On top of this, all French cities have some challenges in common: monuments historiques, or buildings registered as national heritage sites, where there is a lengthy process to make any changes or alterations that might impact the building or the character of the area.

Then, there is the challenge of the places that people simply do not want to see altered – like the area around the Eiffel Tower, for instance. 

READ MORE: Plan to fell trees near Eiffel Tower causes backlash from residents in French capital

But some cities do have ambitious plans to counter rising temperatures.

Americans might be wondering if this will involve more air conditioning in French buildings – unfortunately, the answer is no: air-con actually makes the heat island effect worse by pumping hot air back out onto the streets (as well as obviously guzzling energy to operate the systems, contributing to the climate change that is at the root of the problem).

Instead, it’s about finding ways to redesign city spaces to mitigate the extreme heat that is here to stay:

Paris plans

Paris’ climate action plan, released in 2018, defines how the densely populated city plans to cope with climate change, particularly its status as a heat island, between 2020 and 2030.

Along with the goal of becoming carbon neutral by 2050, Paris hopes to prepare itself for “long periods of extreme heat,” warning that “the scorching summer of 2003 may well become a “normal” summer in 2050. 

Solar power plants and solar shading – to aid in its carbon neutral goals, the city of Paris hopes to invest in urban solar power plants, and one will be installed in the Bois de Vincennes flower park.

The city wants this ‘solar power plant’ to also incorporate solar shade structures in public places, in order to “combine the benefits of energy production with protection against extreme heat”

Training “energy facilitators” and “eco-managers” – these people would work with stakeholders in individual neighbourhoods to oversee greening projects.

The action plan says they would “keep an eye on vulnerable people during heat waves, facilitate the lending or hiring of property and equipment such as bicycles between residents, manage a mini-urban logistics hub, carry out the pre-collection of certain types of waste or transfer bulky waste items to waste sorting and recovery centres.” 

Cool islands and routes in Paris – The city plans to keep and maintain its interactive map that will show you where to keep and stay cool during periods of extreme heat.

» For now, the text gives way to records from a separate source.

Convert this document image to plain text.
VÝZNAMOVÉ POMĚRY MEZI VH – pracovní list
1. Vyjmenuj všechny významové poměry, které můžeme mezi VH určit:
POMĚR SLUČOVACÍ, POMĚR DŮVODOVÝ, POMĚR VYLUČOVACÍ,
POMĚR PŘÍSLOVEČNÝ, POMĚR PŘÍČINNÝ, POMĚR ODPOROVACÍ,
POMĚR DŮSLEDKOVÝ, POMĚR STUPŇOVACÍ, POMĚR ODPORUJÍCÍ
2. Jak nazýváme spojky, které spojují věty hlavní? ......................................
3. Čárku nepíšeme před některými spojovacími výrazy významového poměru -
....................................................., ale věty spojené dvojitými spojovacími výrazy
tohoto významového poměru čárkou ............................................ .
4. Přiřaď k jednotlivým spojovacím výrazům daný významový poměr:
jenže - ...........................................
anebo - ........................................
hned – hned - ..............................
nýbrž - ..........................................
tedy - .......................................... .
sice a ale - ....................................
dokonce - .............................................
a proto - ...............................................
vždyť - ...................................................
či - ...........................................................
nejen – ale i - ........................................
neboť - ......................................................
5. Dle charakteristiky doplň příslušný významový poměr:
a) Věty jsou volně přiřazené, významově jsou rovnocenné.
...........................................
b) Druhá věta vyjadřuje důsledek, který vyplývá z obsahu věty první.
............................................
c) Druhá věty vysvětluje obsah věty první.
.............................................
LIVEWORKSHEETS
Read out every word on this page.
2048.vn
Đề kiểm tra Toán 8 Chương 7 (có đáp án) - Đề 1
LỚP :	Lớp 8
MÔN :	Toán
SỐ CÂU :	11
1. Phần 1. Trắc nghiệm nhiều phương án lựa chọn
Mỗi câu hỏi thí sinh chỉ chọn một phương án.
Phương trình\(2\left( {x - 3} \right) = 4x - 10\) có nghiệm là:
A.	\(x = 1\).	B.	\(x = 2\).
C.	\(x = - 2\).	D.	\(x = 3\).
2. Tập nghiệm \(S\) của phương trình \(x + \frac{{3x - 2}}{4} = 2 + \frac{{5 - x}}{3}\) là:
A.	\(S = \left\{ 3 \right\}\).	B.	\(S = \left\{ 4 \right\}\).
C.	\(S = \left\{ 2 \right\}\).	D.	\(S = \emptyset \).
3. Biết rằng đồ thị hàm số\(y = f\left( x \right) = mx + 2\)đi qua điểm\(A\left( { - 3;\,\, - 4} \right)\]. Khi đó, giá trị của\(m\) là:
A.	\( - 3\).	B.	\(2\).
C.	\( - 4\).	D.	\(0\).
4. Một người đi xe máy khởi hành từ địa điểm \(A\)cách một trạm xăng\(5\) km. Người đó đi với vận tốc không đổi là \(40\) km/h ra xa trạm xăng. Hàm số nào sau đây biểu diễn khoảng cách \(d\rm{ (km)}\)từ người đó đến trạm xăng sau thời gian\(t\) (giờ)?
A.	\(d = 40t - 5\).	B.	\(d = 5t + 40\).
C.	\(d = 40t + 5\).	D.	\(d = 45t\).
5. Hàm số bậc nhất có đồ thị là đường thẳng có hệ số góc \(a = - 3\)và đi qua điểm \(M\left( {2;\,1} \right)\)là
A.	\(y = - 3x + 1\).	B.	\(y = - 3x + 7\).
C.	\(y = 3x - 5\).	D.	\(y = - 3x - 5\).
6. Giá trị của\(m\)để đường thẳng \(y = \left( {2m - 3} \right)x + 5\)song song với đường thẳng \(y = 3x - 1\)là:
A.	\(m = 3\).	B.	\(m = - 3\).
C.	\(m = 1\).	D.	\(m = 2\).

As of 2018, the city had already identified around 700 ‘cool islands,’ like museums, libraries, swimming spots, and green spaces. But, the goal is that by 2030, the City will create or open at least an extra 300.

READ MORE: Climate change: What can we expect future French summers to look like?

Schoolyard oases – Removing asphalt from school yards and increasing green space is also part of the plan.

The city’s plan to build more ‘oases’ will help to create more cool islands. As schoolyards take up over half a million square metres in Paris, this offers a large amount of space that can be radically cooled down. In 2020, the city started with just three schools, and will continue expanding throughout the decade.

New roofs for Paris – Paris’ rooftops are a huge part of the city’s architectural history and identity, but they are also heat conductors. The city of Paris has proposed to that rooftops that are either too steep or facing the wrong direction ought to be  “covered in vegetation or reflective paint” in order to reduce urban heat island effect. 

More trees – Having already added almost 50 hectares of trees during the last climate action plan, Paris has a new goal of increasing its tree canopy by 2 percent – this would mean adding more than 20,000 trees. 

Greening the tramways – Finally, Paris’ tramways will get a facelift by adding grass and getting rid of the heat-soaking concrete beneath the rails

Finally, during heat waves the city will continue using its emergency plan, intended to inform and protect vulnerable people (and the general population) of where and how to stay cool.